We spend plenty of time here on The Millions telling all of you what we’ve been reading, but we are also quite interested in hearing about what you’ve been reading. By looking at our Amazon stats, we can see what books Millions readers have been buying, and we decided it would be fun to use those stats to find out what books have been most popular with our readers in recent months. Below you’ll find our Millions Top Ten list for February.
|This Month||Last Month||Title||On List|
|1.||1.||Ulysses: An Illustrated Edition||2 months|
|2.||2.||The Morning Star||3 months|
|3.||3.||Cloud Cuckoo Land||5 months|
|4.||–||The Socratic Method: A Practitioner’s Handbook
|5.||5.||These Precious Days: Essays||4 months|
|6.||10.||When We Cease to Understand the World||2 months|
|7.||6.||The Penguin Modern Classics Book||2 months|
|8.||4.||The Book of Form and Emptiness||6 months|
|9.||9.||Matrix: A Novel||5 months|
|10.||7.||Beautiful World, Where Are You||5 months|
We joked last month that Ludwig Wittgenstein was on the cusp of reaching our site’s Hall of Fame, if only Tractatus Logico-Philosophicus placed on our Top Ten once more. (It has five months; it needs six.) The book’s been a Millions favorite since Ed Simon described it as “poetry that gestures beyond poetry.” Well, sorry Wittgenstein, but your work is among our “Near Misses,” so the wait continues. After 100 years, what’s another month?
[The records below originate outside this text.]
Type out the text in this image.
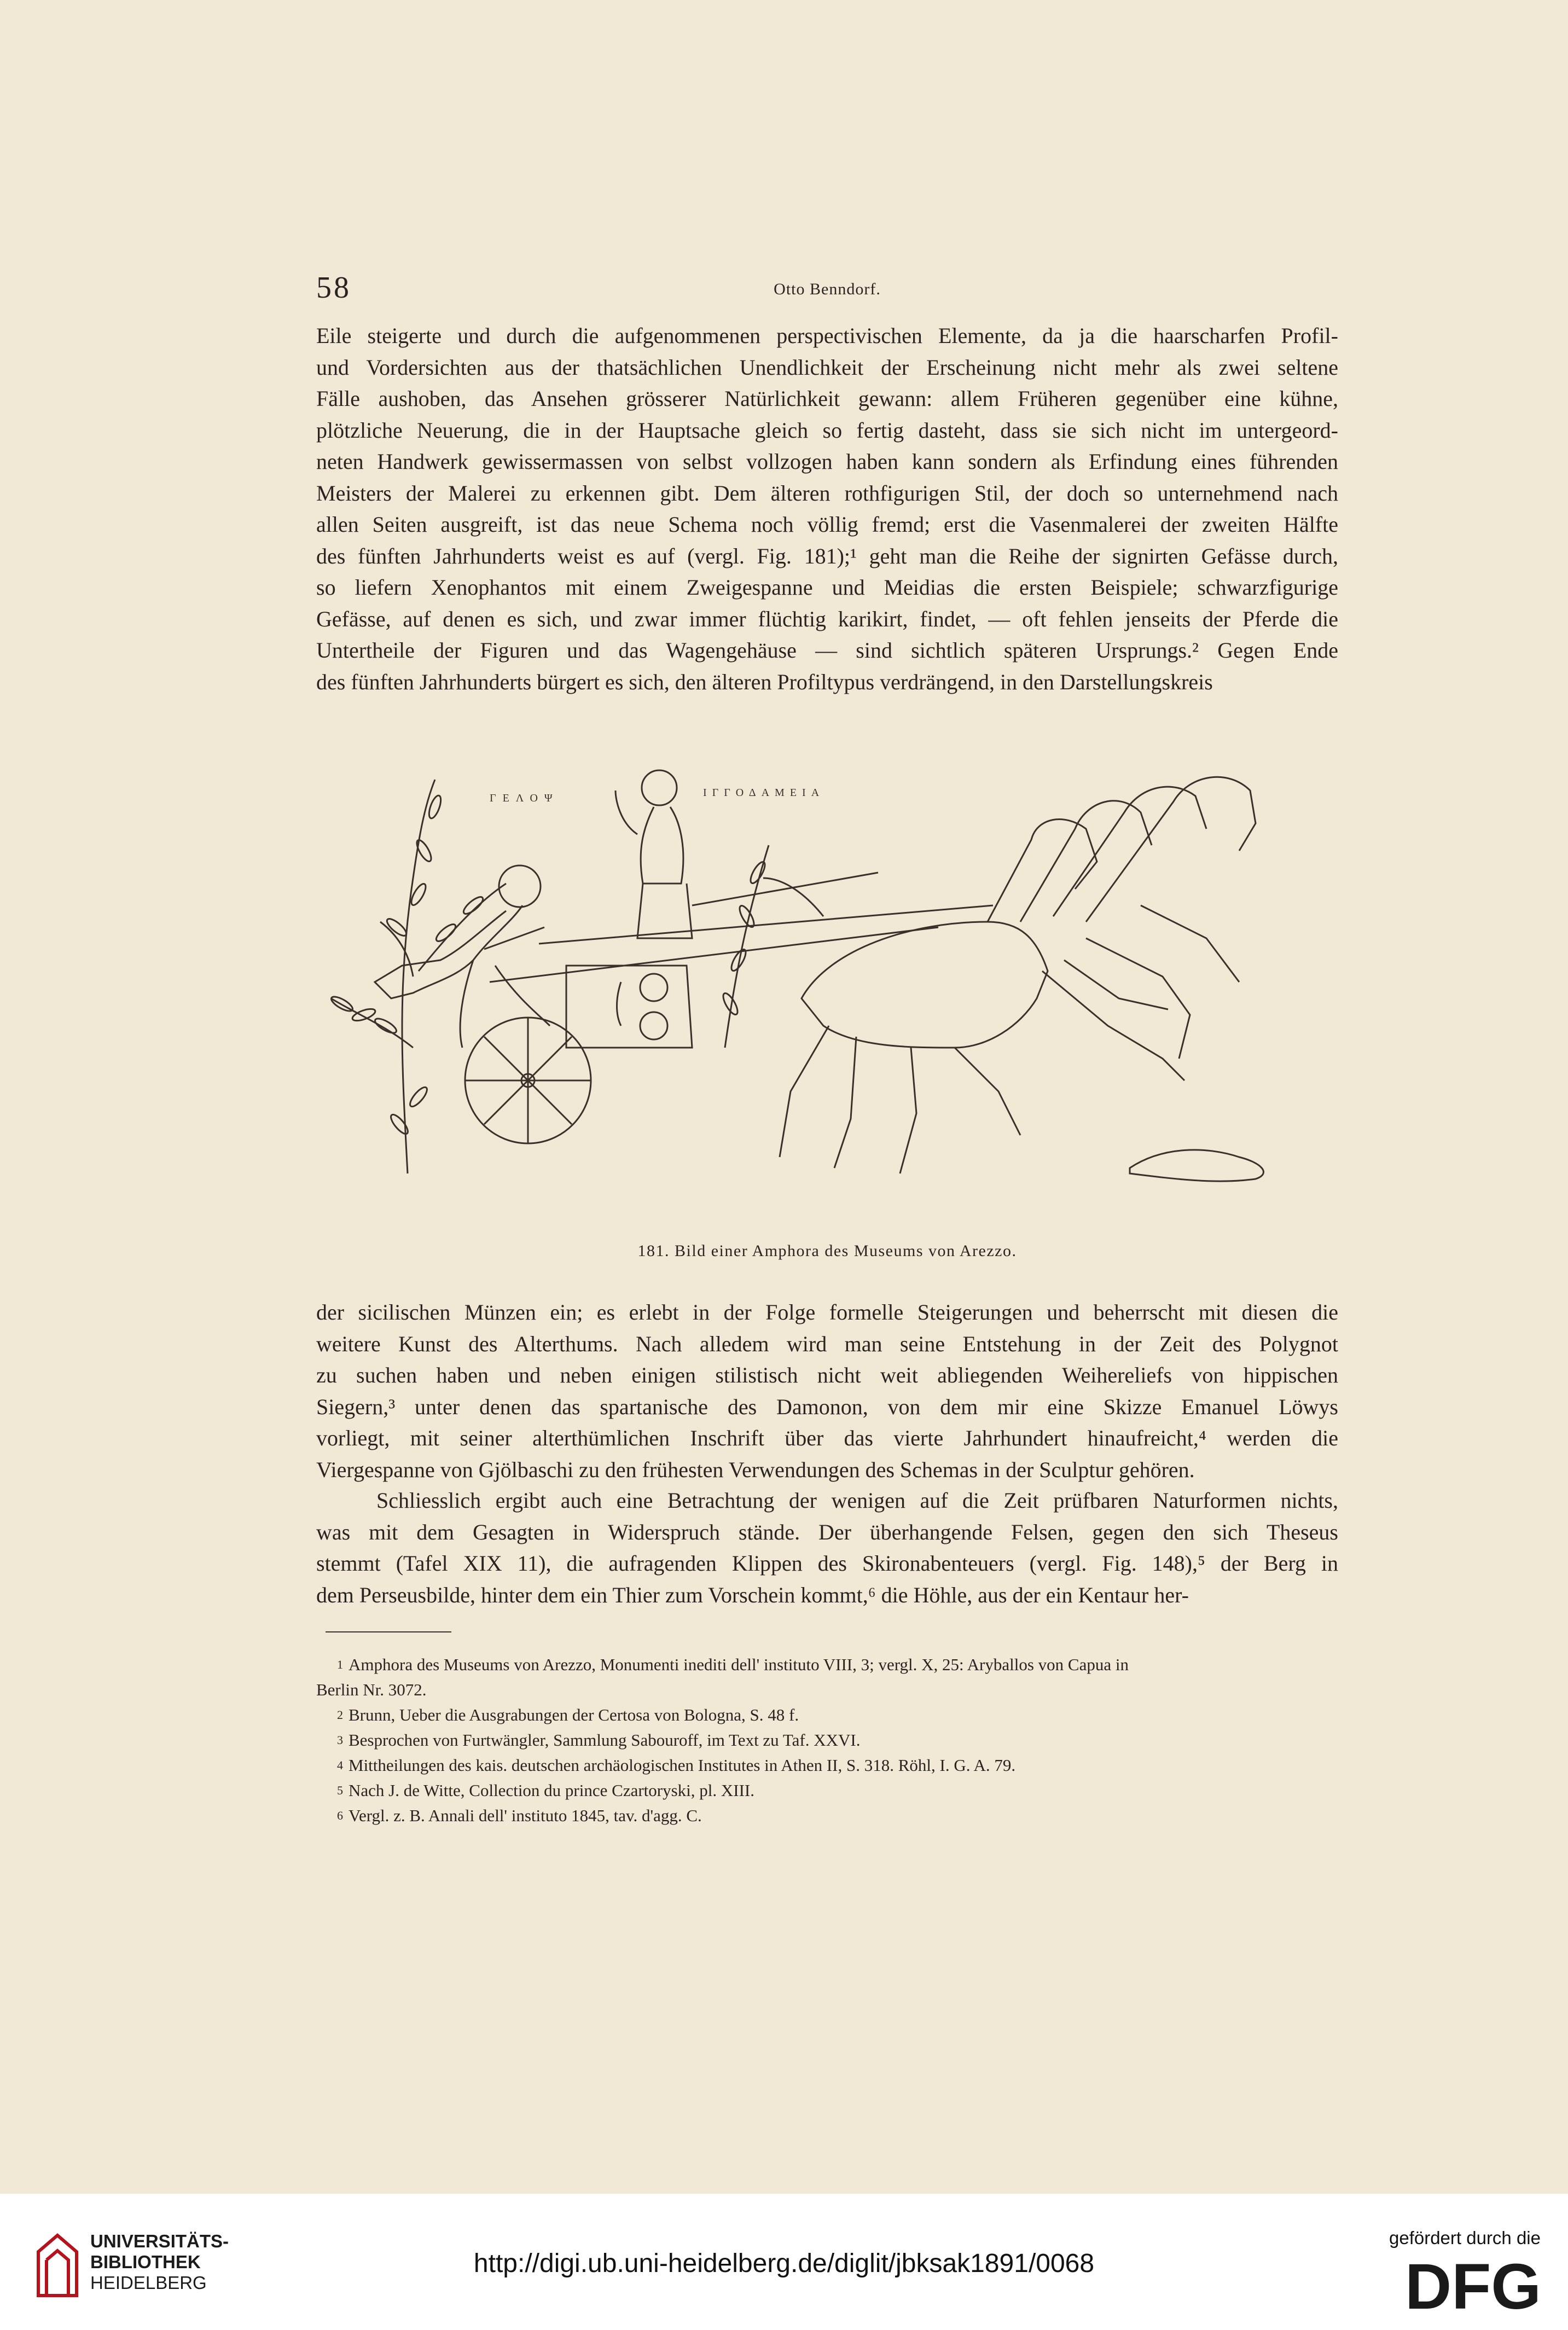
58	Otto Benndorf.
Eile steigerte und durch die aufgenommenen perspectivischen Elemente, da ja die haarscharfen Profil-
und Vordersichten aus der thatsächlichen Unendlichkeit der Erscheinung nicht mehr als zwei seltene
Fälle aushoben, das Ansehen grösserer Natürlichkeit gewann: allem Früheren gegenüber eine kühne,
plötzliche Neuerung, die in der Hauptsache gleich so fertig dasteht, dass sie sich nicht im untergeord-
neten Handwerk gewissermassen von selbst vollzogen haben kann sondern als Erfindung eines führenden
Meisters der Malerei zu erkennen gibt. Dem älteren rothfigurigen Stil, der doch so unternehmend nach
allen Seiten ausgreift, ist das neue Schema noch völlig fremd; erst die Vasenmalerei der zweiten Hälfte
des fünften Jahrhunderts weist es auf (vergl. Fig. 181);¹ geht man die Reihe der signirten Gefässe durch,
so liefern Xenophantos mit einem Zweigespanne und Meidias die ersten Beispiele; schwarzfigurige
Gefässe, auf denen es sich, und zwar immer flüchtig karikirt, findet, — oft fehlen jenseits der Pferde die
Untertheile der Figuren und das Wagengehäuse — sind sichtlich späteren Ursprungs.² Gegen Ende
des fünften Jahrhunderts bürgert es sich, den älteren Profiltypus verdrängend, in den Darstellungskreis
ΓΕΛΟΨ	ΙΓΓΟΔΑΜΕΙΑ
181. Bild einer Amphora des Museums von Arezzo.
der sicilischen Münzen ein; es erlebt in der Folge formelle Steigerungen und beherrscht mit diesen die
weitere Kunst des Alterthums. Nach alledem wird man seine Entstehung in der Zeit des Polygnot
zu suchen haben und neben einigen stilistisch nicht weit abliegenden Weihereliefs von hippischen
Siegern,³ unter denen das spartanische des Damonon, von dem mir eine Skizze Emanuel Löwys
vorliegt, mit seiner alterthümlichen Inschrift über das vierte Jahrhundert hinaufreicht,⁴ werden die
Viergespanne von Gjölbaschi zu den frühesten Verwendungen des Schemas in der Sculptur gehören.
Schliesslich ergibt auch eine Betrachtung der wenigen auf die Zeit prüfbaren Naturformen nichts,
was mit dem Gesagten in Widerspruch stände. Der überhangende Felsen, gegen den sich Theseus
stemmt (Tafel XIX 11), die aufragenden Klippen des Skironabenteuers (vergl. Fig. 148),⁵ der Berg in
dem Perseusbilde, hinter dem ein Thier zum Vorschein kommt,⁶ die Höhle, aus der ein Kentaur her-
1 Amphora des Museums von Arezzo, Monumenti inediti dell' instituto VIII, 3; vergl. X, 25: Aryballos von Capua in
Berlin Nr. 3072.
2 Brunn, Ueber die Ausgrabungen der Certosa von Bologna, S. 48 f.
3 Besprochen von Furtwängler, Sammlung Sabouroff, im Text zu Taf. XXVI.
4 Mittheilungen des kais. deutschen archäologischen Institutes in Athen II, S. 318. Röhl, I. G. A. 79.
5 Nach J. de Witte, Collection du prince Czartoryski, pl. XIII.
6 Vergl. z. B. Annali dell' instituto 1845, tav. d'agg. C.
UNIVERSITÄTS-
BIBLIOTHEK
HEIDELBERG
http://digi.ub.uni-heidelberg.de/diglit/jbksak1891/0068
gefördert durch die
DFG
In any event, it’s not surprising to see Ward Farnsworth’s The Socratic Method: A Practitioner’s Handbook on this month’s list. Once again, it’s Ed Simon’s fault. A couple weeks ago, in a piece where he called Socrates a “schmuck,” Simon drew a through-line from the Greek philosopher into Larry David, Twitter, and so much of “what ails the body politic.”
Meanwhile, The Other Press’s illustrated edition of Ulysses, which features art by Eduardo Arroyo, holds the top spot on this month’s list—fitting for the centennial of James Joyce’s original. (Now that I think of it, what is it with Millions readers and works from 1922?)
This month we also saw Benjamín Labutut’s When We Cease to Understand the World rise four spots from 10th to sixth. This book on the relationship between genius, madness, and the observable world is unlike anything I’ve read. It would not shock me, Heisenberg, or Schrödinger, to see it rise more or drop off the list completely—perhaps both at once, if you catch my drift.